#anthologie #12 | Naples Athènes Las Vegas


Il fait nuit noire. J’aime survoler les terres et les mers de nuit. Le nez collé au hublot. Assez facile de se représenter la forme de la botte italienne, je sais d’avance que je n’en apercevrai pas le talon, mais quel plaisir de suivre du bout des yeux, comme si je surlignais du bout du crayon le trait sur la carte, de suivre donc du bout des yeux, en me tordant un peu la nuque, le tracé quasi rectiligne du liséré discontinu de perles de lumières parfois très dispersées, parfois agglutinées formant par endroit un étal plus dense, plus concret, un bord entre terres et mer. Bientôt, la descente s’amorce, le ruban scintillant du littoral s’arrondit en dessinant le contour de la vaste baie de Naples, s’élargit et s’étale sur les hauteurs jusqu’au bord lointain d’une masse sombre, s’étire comme un élastique vers le Sud, quelques minuscules loupiotes clignotent ça et là sur la mer Tyrrhénienne ; Naples rêvée, ses îles et son Vésuve m’attendent.

C ’est par la route que je suis entrée à Athènes pour la première fois, en 1979, à bord d’un Magic Bus. Réminiscences plutôt que souvenirs. Un alphabet sans ses clés, le ruisseau clair et vif de la langue grecque hélas incomprise, le bruissement des autres langues dans les ruelles touristiques de la vieille ville. Vague sentiment que certaines villes nous appellent du tréfonds de l’ Histoire mais aussi plus secrètement peut-être, du tréfonds de la petite histoire, celle qui s’écrit avec un petit h, on ne serait pas arrivé là tout à fait par hasard, il y aurait l’insistance d’une nécessité intérieure, par exemple celle de voir un jour de ses propres yeux, c’est à dire de toute la présence vivante d’un corps dans un lieu, la trace laissée par les Dieux. Ou bien, la promesse que l’on se serait faite de s’asseoir au moins une fois dans sa vie sur une pierre à la tombée de la nuit dans les gradins du théâtre de Dionysos ; guetter la voix d’Antigone.

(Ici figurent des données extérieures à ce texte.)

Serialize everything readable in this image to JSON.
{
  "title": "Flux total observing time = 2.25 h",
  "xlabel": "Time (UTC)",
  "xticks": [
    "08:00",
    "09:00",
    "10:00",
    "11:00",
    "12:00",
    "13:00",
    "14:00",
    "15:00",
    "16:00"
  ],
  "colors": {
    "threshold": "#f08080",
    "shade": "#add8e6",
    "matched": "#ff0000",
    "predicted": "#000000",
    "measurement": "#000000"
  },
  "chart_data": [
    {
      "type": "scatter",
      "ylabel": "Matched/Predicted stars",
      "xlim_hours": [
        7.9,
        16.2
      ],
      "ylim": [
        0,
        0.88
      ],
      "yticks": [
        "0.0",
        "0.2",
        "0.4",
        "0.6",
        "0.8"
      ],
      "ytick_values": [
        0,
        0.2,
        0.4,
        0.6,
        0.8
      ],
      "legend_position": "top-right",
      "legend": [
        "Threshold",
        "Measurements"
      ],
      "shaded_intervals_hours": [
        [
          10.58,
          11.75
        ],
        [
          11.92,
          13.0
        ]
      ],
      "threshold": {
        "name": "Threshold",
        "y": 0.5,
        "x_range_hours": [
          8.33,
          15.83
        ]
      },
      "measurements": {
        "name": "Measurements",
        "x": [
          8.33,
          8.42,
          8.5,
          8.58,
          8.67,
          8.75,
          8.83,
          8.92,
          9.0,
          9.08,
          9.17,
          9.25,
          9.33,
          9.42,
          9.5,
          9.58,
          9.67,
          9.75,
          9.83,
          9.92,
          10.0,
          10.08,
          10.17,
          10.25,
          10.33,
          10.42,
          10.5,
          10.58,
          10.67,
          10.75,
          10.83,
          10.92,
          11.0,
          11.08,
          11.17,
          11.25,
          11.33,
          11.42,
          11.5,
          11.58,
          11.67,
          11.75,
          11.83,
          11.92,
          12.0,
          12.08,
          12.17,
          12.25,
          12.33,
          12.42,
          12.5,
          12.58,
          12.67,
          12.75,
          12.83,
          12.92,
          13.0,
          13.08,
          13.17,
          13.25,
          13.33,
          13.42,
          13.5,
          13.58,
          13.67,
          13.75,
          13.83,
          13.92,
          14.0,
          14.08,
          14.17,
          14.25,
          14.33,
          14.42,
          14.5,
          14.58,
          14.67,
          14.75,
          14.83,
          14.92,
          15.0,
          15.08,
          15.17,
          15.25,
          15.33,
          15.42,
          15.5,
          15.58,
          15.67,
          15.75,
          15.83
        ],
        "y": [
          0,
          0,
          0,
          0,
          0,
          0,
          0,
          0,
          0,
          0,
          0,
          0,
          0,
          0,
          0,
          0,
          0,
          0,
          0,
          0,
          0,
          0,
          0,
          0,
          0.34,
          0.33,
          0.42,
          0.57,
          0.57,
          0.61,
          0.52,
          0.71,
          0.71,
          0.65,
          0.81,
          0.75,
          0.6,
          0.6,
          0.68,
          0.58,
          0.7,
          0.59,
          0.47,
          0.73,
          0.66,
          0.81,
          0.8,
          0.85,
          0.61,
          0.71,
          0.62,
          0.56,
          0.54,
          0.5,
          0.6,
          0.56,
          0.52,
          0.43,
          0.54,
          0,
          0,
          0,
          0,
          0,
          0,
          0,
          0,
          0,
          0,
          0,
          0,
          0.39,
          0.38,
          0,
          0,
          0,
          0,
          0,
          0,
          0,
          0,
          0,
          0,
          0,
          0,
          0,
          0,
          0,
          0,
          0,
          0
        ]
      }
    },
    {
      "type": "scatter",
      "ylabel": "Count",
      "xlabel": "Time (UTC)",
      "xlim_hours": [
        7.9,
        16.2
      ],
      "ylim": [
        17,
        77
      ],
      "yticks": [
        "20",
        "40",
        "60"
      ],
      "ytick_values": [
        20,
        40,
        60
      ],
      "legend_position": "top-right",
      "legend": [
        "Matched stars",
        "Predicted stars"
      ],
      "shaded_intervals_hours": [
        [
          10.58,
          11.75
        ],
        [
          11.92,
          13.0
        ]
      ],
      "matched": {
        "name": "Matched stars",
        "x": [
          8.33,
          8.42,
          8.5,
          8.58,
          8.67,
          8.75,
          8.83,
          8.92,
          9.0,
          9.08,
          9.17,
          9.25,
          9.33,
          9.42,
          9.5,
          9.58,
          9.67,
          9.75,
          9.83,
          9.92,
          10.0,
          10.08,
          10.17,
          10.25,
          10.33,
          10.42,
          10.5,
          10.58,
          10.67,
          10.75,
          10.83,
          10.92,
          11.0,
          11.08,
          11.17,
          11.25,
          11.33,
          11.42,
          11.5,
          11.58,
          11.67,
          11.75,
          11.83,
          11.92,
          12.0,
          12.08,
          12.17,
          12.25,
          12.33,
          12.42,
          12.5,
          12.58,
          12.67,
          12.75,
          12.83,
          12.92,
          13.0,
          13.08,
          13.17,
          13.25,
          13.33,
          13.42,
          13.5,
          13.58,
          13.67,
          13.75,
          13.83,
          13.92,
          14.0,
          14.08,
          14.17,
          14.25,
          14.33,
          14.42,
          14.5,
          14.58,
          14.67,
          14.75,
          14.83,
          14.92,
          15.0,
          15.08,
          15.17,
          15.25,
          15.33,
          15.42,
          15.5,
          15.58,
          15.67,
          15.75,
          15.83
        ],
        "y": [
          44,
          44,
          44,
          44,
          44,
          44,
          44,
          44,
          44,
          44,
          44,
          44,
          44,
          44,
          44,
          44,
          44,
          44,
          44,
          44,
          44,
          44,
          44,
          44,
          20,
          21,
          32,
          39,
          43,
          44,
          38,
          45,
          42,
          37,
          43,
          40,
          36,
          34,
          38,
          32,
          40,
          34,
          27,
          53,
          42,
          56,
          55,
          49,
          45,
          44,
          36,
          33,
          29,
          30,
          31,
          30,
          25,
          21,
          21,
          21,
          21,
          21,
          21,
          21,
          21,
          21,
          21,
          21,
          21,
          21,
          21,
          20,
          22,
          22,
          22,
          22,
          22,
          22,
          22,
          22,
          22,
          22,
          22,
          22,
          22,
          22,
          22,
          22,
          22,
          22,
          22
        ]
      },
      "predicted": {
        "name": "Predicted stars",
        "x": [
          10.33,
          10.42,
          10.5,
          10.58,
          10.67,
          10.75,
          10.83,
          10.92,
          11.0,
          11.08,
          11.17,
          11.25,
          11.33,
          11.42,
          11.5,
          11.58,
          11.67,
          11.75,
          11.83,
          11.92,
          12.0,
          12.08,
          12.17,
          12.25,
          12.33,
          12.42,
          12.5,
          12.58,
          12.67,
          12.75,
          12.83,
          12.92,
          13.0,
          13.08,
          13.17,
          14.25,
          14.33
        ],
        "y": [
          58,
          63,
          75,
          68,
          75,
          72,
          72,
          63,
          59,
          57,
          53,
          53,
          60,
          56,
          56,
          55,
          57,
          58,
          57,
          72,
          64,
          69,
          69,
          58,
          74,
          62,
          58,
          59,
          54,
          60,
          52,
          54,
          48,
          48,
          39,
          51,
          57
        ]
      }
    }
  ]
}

La nuit est tombée, aucune lumière dehors. Dans l’obscurité étoilée, le désert s’étend infiniment, le temps s’étire dans le bus. Dans la nuit soudain là-bas un déluge de lumières surgit au sol et dans le ciel, on a beau savoir qu’on s’approche de la ville, cette chose phosphorescente secoue l’esprit tant elle apparait comme une erreur de programme dans la géographie du désert aride ; vient la nette sensation de devoir bientôt franchir un bord incertain. « Welcome to Fabulous Las Vegas ». Promesse couleur criarde et guimauve à la fois d’un ailleurs, invitation au jeu de la vie dans un autre champ de réalité, dans un autre registre du monde. Le bus circule maintenant au dedans de la tache lumineuse, dans toute sa matière artificielle, faite de néons géants et d’argon bleu, d’ enseignes projetant à qui mieux mieux des lettres majuscules multicolores dans l’espace, comment évoquer ce type d’expérience sans en passer par la description, j’ai besoin d’aide, un certain Tom Wolfe écrit à propos de Las Vegas en 1964 « quelles couleurs ! Tous les nouveaux tons pastels électrochimiques du littoral floridien : mandarine, magenta passé au grill, rose blême, incarnat, fuchsia modeste, rouge écarlate Congo, vert méthylène, émeraude, bleu lagon, phénosafranine, orange incandescent, violet scarlatine, bleu cyan, bronze mosaïque, orange corbeille de fruits d’hôpital. Et quelles enseignes ! Deux cylindres jaillissent à chaque extrémité du Flamingo – huit étages de haut et couvert de la tête aux pieds d’anneaux de néon sous la forme de bulles qui pétillent le long des huit étages vers le ciel du désert, tout au long de la nuit, comme un verre de whisky soda illuminé rempli jusqu’à ras bord de champagne rose. » Merci Tom Wolfe !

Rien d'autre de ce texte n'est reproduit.